What I’m observing after multiple batches of forward passes is that if I comment out the line labeled THIS LINE, memory allocation (via torch.cuda.memory_allocated()) is stable, but if I leave that line (even if I don’t use h_b anywhere further in the graph), I see the memory allocation increasing after each batch when the tensors in the graph should have been garbage collected. Note that I am using probs_b later on in the graph, and it doesn’t cause a memory leak if I leave the last line in the code block (I think the main difference between that line and the line that causes the error is that probs_b is not mixed with a parameter in the graph? Could be wrong though.).

Any ideas on what could possibly be going on here, or advice on debugging this? It seems like even when I am not even using the result of this matmul, it’s causing a memory leak. It doesn’t seem to be a problem with probs_a, either.

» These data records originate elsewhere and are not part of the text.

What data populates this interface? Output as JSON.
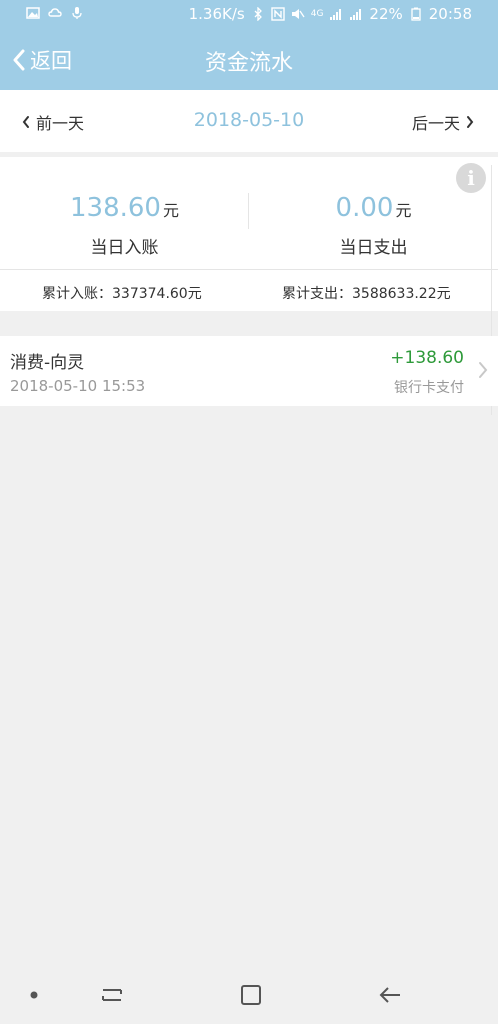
{
  "status_bar": {
    "net_speed": "1.36K/s",
    "network_4g": "4G",
    "battery": "22%",
    "time": "20:58",
    "icons_left": [
      "image-icon",
      "cloud-icon",
      "mic-off-icon"
    ],
    "icons_right": [
      "bluetooth-icon",
      "nfc-icon",
      "mute-icon",
      "signal-icon",
      "signal-icon",
      "battery-icon"
    ]
  },
  "header": {
    "back_label": "返回",
    "title": "资金流水"
  },
  "date_nav": {
    "prev_label": "前一天",
    "date": "2018-05-10",
    "next_label": "后一天"
  },
  "summary": {
    "income_amount": "138.60",
    "income_unit": "元",
    "income_label": "当日入账",
    "expense_amount": "0.00",
    "expense_unit": "元",
    "expense_label": "当日支出",
    "total_income": "累计入账：337374.60元",
    "total_expense": "累计支出：3588633.22元",
    "info_icon_glyph": "i"
  },
  "records": [
    {
      "title": "消费-向灵",
      "time": "2018-05-10 15:53",
      "amount": "+138.60",
      "method": "银行卡支付"
    }
  ],
  "colors": {
    "header_bg": "#9fcde6",
    "accent_amount": "#8ec2dd",
    "positive": "#2e9a3a"
  }
}
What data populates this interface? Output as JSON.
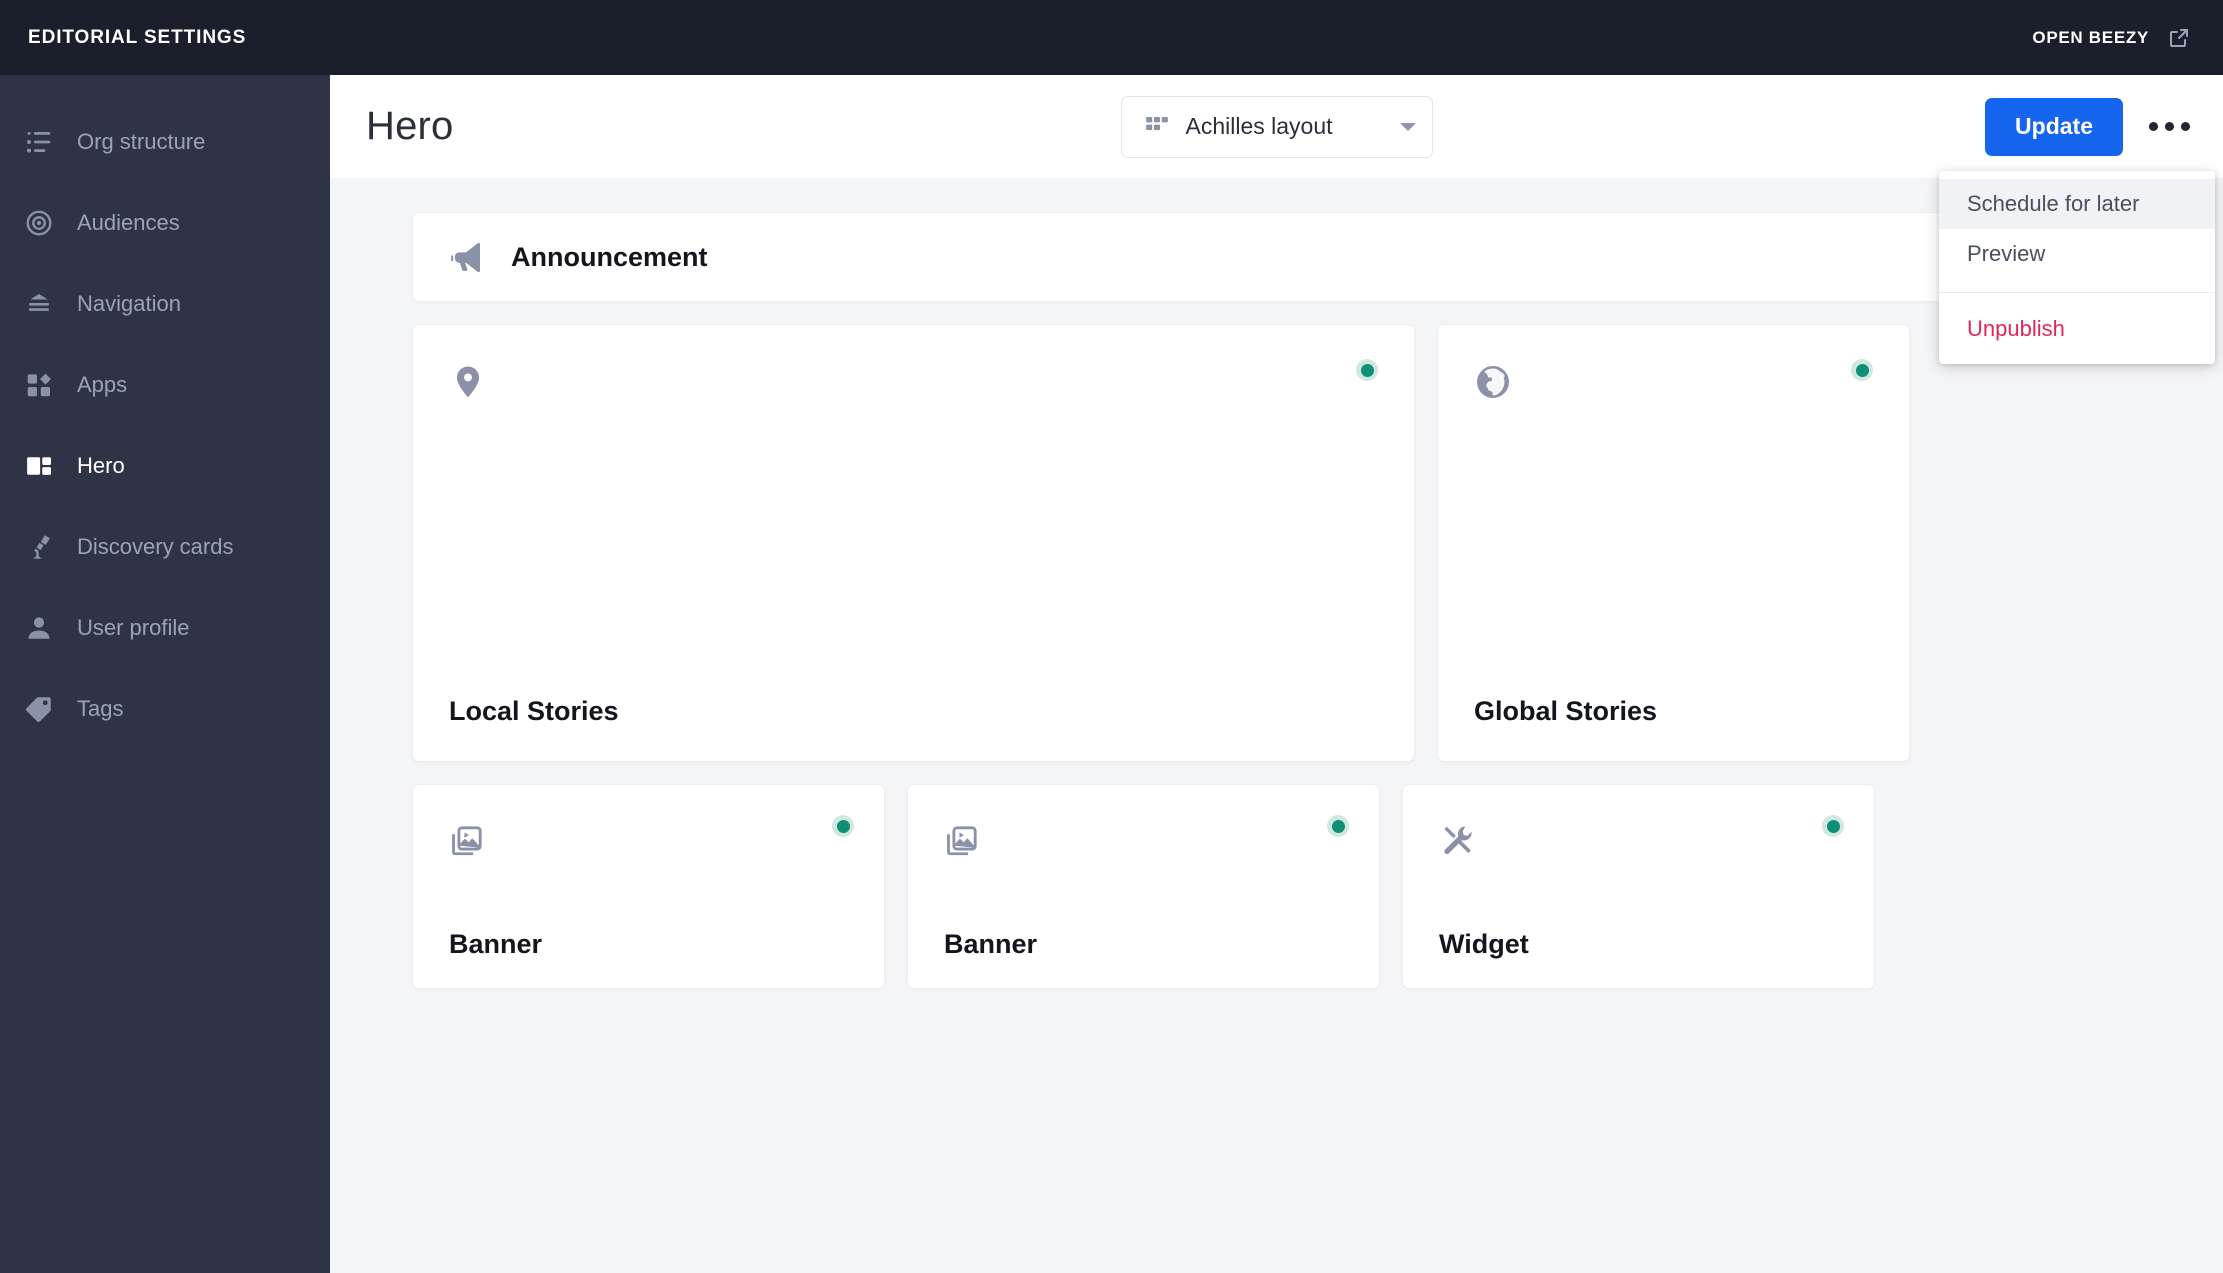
{
  "topbar": {
    "brand": "EDITORIAL SETTINGS",
    "open_link_label": "OPEN BEEZY",
    "external_icon": "external-link-icon"
  },
  "sidebar": {
    "items": [
      {
        "label": "Org structure",
        "icon": "list-icon",
        "active": false
      },
      {
        "label": "Audiences",
        "icon": "target-icon",
        "active": false
      },
      {
        "label": "Navigation",
        "icon": "menu-lines-icon",
        "active": false
      },
      {
        "label": "Apps",
        "icon": "grid-apps-icon",
        "active": false
      },
      {
        "label": "Hero",
        "icon": "layout-icon",
        "active": true
      },
      {
        "label": "Discovery cards",
        "icon": "telescope-icon",
        "active": false
      },
      {
        "label": "User profile",
        "icon": "person-icon",
        "active": false
      },
      {
        "label": "Tags",
        "icon": "tag-icon",
        "active": false
      }
    ]
  },
  "header": {
    "title": "Hero",
    "layout_select": {
      "value": "Achilles layout",
      "icon": "layout-grid-icon"
    },
    "update_label": "Update",
    "more_icon": "kebab-menu-icon"
  },
  "menu": {
    "items": [
      {
        "label": "Schedule for later",
        "style": "default",
        "hovered": true
      },
      {
        "label": "Preview",
        "style": "default",
        "hovered": false
      },
      {
        "label": "Unpublish",
        "style": "danger",
        "hovered": false
      }
    ]
  },
  "content": {
    "announcement": {
      "title": "Announcement",
      "icon": "megaphone-icon"
    },
    "tiles_row1": [
      {
        "title": "Local Stories",
        "icon": "map-pin-icon",
        "status": "published"
      },
      {
        "title": "Global Stories",
        "icon": "globe-icon",
        "status": "published"
      }
    ],
    "tiles_row2": [
      {
        "title": "Banner",
        "icon": "media-image-icon",
        "status": "published"
      },
      {
        "title": "Banner",
        "icon": "media-image-icon",
        "status": "published"
      },
      {
        "title": "Widget",
        "icon": "tools-icon",
        "status": "published"
      }
    ]
  },
  "colors": {
    "topbar_bg": "#1b1e2b",
    "sidebar_bg": "#2e3346",
    "accent_blue": "#1665ef",
    "danger_red": "#e0265c",
    "status_green": "#0e8f76",
    "status_green_halo": "#cfe8e0",
    "canvas_bg": "#f4f5f7"
  }
}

This only happens when I am using matmul. If I replace matmul with a + or something (e.g.,

h_b = probs_b.view(B, 1) + self._weight_b

, as long as I use a batch size of 1)

there isn’t a memory leak.

The memory leak also happens when I wrap the forward pass in a no_grad and set the model to eval mode. It also happens if I uncomment the backwards pass and optimizer.step in the training code (so basically, it’s just doing a bunch of forward passes on different data).

Another weird thing is that gc isn’t reporting the tensors that are adding to memory_allocated. The tensors reported by gc (even the shared_tensors) are stable across batches, whereas the allocated memory is increasing.

Could you post an executable code snippet so that we could try to reproduce this issue?

Unfortunately I wasn’t able to create a minimal working example :confused: I was able to get around the issue by making a special case when N = 1, by just doing elementwise multiplication in that case using * instead (and relying on broadcasting).